Sunday, February 3, 2013

The Precision of Words

There is an importance in the precision of words. I was recently reminded of this while reading Daughter of Smoke and Bone and Days of Blood and Starlight by Laini Taylor. These books are about Karou, a blue-haired, artistic human girl who collects teeth for her chimaera “father.” When Akiva, a seraphim, descends into her life, the easy (albeit monster-filled) world that she has known becomes one of war and complication. Through both novels, Taylor’s words and descriptions are vibrant, passionate, and most importantly, precise. These words form clear, colorful, fresh images in the reader’s mind. As I was reading, some of the words and descriptions were so astounding that I paused to appreciate them, and made note of their location. Here are two such selections:

“The first time she’d come to Prague, she’d gotten so lost exploring these streets. She’d passed an art gallery and a few blocks later doubled back to find it, and… couldn’t. The city had swallowed it. In fact, she had never found it. There was a deceptive tangling of alleys that gave the impression of a map that shifted behind you, gargoyles tiptoeing away, stones like puzzle pieces rearranging themselves into new configurations while you weren’t looking. Prague entranced you, lured you in, like the mythic fey who trick travelers deep into forests until they’re lost beyond hope. But being lost here was a gentle adventure of marionette shops and absinthe, and the only creatures lurking around corners were Kaz and his cohorts in vampire makeup, ready with a silly thrill. Usually."
-Daughter of Smoke and Bone, page 183

“One world on its own is a strange enough seethe of coiling, unknowable veins of intention and change, but two? Where two worlds mingle breath through rips in the sky, the strange becomes stranger, and many things may come to pass that few imaginations could encompass.”
-Days of Blood & Starlight, page 491

When I read the first selection, I see a map of Prague that shifts around Karou like puzzle pieces. I see gargoyles shrinking away in the shadows and fairies with trickery in their eyes. These images form strongly in my mind. There is power in words like tangling, lure, cohorts, coiling and even absinthe. And when precise, pulsing words are strung together to form sentences and paragraphs, there is real magic in the imagery they create.

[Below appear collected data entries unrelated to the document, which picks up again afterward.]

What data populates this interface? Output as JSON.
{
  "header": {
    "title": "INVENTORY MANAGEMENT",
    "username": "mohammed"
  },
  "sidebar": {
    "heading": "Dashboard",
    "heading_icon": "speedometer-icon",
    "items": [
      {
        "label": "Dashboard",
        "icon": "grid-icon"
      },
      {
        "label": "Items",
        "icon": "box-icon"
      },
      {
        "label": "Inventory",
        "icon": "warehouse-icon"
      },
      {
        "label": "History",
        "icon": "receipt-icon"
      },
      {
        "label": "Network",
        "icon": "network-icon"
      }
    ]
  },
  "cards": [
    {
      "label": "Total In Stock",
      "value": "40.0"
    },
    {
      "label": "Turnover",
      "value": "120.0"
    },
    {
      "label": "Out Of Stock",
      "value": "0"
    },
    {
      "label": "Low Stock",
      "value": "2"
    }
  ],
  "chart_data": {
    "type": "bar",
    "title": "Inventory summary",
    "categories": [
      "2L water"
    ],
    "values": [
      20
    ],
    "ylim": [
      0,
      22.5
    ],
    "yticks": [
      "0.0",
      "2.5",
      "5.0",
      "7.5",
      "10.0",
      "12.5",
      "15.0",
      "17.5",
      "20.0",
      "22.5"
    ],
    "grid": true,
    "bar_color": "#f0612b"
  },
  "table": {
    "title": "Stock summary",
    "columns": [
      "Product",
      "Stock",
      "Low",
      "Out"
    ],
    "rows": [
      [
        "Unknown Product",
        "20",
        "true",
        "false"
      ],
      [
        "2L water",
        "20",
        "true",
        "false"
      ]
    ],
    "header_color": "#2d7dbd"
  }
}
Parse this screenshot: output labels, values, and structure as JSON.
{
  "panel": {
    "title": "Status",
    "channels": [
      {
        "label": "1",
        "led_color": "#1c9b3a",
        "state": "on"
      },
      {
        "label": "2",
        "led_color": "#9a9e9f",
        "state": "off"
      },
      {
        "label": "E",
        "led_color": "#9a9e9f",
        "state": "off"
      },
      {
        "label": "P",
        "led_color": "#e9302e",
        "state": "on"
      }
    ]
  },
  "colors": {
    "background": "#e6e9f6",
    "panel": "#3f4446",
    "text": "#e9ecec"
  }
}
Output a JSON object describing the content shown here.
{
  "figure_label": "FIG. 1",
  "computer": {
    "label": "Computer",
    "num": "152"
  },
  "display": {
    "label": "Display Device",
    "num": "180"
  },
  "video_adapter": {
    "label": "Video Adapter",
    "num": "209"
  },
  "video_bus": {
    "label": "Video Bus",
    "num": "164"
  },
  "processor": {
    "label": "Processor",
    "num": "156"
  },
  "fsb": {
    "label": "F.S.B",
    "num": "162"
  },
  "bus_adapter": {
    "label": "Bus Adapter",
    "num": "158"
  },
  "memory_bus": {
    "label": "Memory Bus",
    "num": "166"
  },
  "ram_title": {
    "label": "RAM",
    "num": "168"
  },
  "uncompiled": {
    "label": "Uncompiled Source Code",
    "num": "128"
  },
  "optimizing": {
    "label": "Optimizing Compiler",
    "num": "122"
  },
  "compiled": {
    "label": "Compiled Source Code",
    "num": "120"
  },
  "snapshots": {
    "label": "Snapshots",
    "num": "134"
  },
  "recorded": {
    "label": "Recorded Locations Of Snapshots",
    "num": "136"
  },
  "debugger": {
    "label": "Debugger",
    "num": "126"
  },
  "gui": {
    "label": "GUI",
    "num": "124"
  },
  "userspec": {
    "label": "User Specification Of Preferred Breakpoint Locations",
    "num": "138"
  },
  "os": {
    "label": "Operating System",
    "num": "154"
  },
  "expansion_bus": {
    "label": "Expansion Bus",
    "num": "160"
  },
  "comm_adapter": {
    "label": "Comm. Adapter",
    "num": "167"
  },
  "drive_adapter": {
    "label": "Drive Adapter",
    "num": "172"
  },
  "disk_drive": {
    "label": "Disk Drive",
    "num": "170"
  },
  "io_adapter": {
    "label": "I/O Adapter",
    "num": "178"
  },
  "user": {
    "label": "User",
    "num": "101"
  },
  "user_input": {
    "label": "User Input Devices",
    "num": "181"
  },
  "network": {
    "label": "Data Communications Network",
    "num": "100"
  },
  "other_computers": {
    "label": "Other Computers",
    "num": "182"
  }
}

Word selection and usage can paint images within readers’ minds. They can bring an image to life, have it living and breathing and three-dimensional. This is why the precise selection of words is vital. Because there is a difference between anxious and nervous. There is a difference between blue and cerulean. There is a difference between happy, joyful, excited and ecstatic. And it’s not just a matter of using a thesaurus. Because some words, some descriptions are more innate. Maybe they come from a metaphor that no one has ever considered, and they pump life and heart into the story. They may come from a phrase of two or three hand-selected words that conjure something exact when put together in that fashion. Even if just one word is interchanged, the meaning may change and the image may fall.

Magic within words isn’t an everyday occurrence. It is unique, more so than the word ‘unique’ itself, which is why I am so appreciative of the precision of Taylor’s words within both of her novels. And why I strive for the same precision within my own work.